Marshall spent 11 years in jail before being acquitted by the Nova Scotia Court of Appeal in 1983. A witness came forward to say he had seen another man stab Seale, and several prior witness statements pinpointing Marshall were recanted. In this appeal which acquitted him of the previous murder charge, Marshall was assumed to have lied in his first trial about his and Seale's activities on the night of Seale's death. The accusation was that he and Seale had actually approached Ebsary with the intention of robbing him and they were in the park that night. Ebsary was subsequently tried and convicted of manslaughter. When Marshall's conviction was overturned, the presiding judge placed some blame on Marshall for the miscarriage of justice, calling him "the author of his own misfortune." This was viewed as a "serious and fundamental error" by the Royal Commission report. Anne Derrick, Q.C., well-known social justice advocate lawyer, worked as Marshall's counsel,and Order of Canada recipient Clayton Ruby was co-counsel for Marshall, along with Anne Derrick, during the 1989 Royal Commission on Marshall's prosecution.
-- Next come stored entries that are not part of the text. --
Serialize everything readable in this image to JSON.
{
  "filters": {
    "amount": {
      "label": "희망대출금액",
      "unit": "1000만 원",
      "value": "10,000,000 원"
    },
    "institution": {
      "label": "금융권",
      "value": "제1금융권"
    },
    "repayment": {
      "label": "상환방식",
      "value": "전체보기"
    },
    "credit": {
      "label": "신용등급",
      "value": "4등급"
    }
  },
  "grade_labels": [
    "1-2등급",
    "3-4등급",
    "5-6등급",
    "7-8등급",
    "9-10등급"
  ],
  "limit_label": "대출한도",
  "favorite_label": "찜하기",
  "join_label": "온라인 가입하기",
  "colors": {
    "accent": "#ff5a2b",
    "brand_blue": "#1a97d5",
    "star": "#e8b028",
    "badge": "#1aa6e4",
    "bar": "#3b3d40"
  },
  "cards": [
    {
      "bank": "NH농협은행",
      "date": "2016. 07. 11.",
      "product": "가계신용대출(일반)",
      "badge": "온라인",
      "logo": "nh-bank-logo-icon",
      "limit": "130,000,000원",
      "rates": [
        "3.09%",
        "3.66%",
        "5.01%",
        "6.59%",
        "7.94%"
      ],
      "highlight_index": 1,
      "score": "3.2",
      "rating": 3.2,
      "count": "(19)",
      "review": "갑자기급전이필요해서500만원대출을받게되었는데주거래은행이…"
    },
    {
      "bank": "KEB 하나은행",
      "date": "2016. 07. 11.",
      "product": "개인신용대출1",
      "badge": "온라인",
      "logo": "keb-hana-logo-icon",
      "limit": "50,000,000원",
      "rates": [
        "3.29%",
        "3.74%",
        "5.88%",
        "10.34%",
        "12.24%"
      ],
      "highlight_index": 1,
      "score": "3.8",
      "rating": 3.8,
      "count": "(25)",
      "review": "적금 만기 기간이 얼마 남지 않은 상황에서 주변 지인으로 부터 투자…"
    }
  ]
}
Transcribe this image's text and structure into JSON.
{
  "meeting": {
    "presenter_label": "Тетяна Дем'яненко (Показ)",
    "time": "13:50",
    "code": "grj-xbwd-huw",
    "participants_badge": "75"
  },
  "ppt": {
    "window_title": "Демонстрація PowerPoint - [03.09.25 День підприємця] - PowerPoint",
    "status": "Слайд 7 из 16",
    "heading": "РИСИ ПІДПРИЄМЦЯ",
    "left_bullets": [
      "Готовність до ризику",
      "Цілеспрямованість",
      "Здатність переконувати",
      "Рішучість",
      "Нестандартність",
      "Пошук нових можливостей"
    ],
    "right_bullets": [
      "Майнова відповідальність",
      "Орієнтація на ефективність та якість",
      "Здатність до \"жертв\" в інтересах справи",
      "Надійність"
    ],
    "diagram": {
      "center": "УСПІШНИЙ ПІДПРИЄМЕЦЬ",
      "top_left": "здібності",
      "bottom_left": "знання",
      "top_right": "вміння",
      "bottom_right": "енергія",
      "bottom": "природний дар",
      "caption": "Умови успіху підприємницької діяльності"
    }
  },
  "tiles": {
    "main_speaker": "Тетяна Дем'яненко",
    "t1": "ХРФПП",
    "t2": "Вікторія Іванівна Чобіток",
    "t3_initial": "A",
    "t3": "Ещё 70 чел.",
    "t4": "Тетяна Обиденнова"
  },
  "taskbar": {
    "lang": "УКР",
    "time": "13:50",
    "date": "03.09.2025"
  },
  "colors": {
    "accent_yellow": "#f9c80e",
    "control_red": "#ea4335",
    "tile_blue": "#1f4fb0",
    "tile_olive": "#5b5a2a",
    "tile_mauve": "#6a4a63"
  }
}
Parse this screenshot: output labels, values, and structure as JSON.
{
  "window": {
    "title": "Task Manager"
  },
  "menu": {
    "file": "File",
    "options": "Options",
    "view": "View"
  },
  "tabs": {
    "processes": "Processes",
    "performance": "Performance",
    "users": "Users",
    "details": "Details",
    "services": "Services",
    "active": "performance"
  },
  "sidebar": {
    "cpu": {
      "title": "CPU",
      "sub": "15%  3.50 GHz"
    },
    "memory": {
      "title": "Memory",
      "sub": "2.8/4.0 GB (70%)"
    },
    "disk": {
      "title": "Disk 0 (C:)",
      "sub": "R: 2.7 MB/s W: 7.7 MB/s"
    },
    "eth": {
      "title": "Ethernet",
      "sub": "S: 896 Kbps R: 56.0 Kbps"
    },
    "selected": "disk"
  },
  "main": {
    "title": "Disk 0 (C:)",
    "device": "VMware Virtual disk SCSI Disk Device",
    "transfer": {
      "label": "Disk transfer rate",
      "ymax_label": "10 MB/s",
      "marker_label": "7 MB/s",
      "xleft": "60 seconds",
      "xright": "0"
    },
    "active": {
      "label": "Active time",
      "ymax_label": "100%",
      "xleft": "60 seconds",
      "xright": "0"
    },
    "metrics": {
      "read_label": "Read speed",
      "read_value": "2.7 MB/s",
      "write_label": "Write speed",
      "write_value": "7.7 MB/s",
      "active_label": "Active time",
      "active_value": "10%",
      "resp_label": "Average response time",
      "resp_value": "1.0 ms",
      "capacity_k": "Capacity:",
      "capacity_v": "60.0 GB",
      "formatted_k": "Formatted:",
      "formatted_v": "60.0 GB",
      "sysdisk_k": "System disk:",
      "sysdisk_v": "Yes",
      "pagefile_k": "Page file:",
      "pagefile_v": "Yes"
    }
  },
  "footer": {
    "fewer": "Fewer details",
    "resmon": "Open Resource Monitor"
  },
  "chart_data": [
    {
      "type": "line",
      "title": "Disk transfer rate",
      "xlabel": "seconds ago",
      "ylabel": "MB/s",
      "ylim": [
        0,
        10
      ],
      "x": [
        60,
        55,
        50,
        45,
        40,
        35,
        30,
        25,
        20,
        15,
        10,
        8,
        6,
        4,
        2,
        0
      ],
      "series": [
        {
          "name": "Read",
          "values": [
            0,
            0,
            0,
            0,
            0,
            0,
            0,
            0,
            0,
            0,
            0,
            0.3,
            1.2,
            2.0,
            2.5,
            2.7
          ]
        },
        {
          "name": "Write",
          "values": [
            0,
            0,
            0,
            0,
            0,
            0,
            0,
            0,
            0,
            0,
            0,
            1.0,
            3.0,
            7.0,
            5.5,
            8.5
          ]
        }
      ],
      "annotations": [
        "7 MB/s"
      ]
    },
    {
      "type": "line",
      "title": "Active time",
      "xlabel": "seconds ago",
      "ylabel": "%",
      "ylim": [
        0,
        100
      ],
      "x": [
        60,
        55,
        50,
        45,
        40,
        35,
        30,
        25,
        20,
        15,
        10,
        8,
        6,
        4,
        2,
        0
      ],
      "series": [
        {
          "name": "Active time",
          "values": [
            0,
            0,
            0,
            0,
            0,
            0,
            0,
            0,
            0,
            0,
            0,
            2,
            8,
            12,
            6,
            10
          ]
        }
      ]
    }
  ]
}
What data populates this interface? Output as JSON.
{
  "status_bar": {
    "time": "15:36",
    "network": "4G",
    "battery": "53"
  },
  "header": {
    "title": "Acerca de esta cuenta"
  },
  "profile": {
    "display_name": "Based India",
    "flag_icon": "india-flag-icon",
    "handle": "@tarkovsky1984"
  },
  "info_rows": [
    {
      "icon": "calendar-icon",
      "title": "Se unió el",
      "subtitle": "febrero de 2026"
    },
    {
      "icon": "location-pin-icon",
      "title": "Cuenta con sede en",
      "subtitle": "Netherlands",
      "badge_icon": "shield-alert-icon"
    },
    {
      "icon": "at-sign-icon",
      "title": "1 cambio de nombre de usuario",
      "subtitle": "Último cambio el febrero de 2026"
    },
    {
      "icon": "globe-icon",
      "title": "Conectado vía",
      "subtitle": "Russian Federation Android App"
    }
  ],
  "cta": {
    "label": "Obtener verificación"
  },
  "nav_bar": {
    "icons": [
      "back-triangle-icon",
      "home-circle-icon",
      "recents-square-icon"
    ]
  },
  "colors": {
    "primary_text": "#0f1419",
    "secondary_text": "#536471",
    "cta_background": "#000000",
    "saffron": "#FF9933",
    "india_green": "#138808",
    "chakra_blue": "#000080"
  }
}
The Crown Attorney's failure to provide full disclosure (contradictory and coerced statements by witnesses, because they believed the evidence not provided had no bearing in the case) brought about changes in the Canadian rules of evidence regarding disclosure. The prosecution must provide full disclosure without determination on what may be useful to the defence (that is the defence's duty to decide).

[edit] Compensation
Donald Marshall Jr. spent 11 years imprisoned, from 1972 to 1983. He was imprisoned just over half the time of David Milgaard, another Canadian wrongfully convicted. Milgaard was compensated 10 million CAD while Marshall was compensated about 200 000 CAD and put on a monthly stipend for the rest of his life.

In response, a Royal Commission was formed to investigate what had caused the miscarriage of justice; this led to an influential case on judicial independence in Canada, Mackeigan v. Hickman.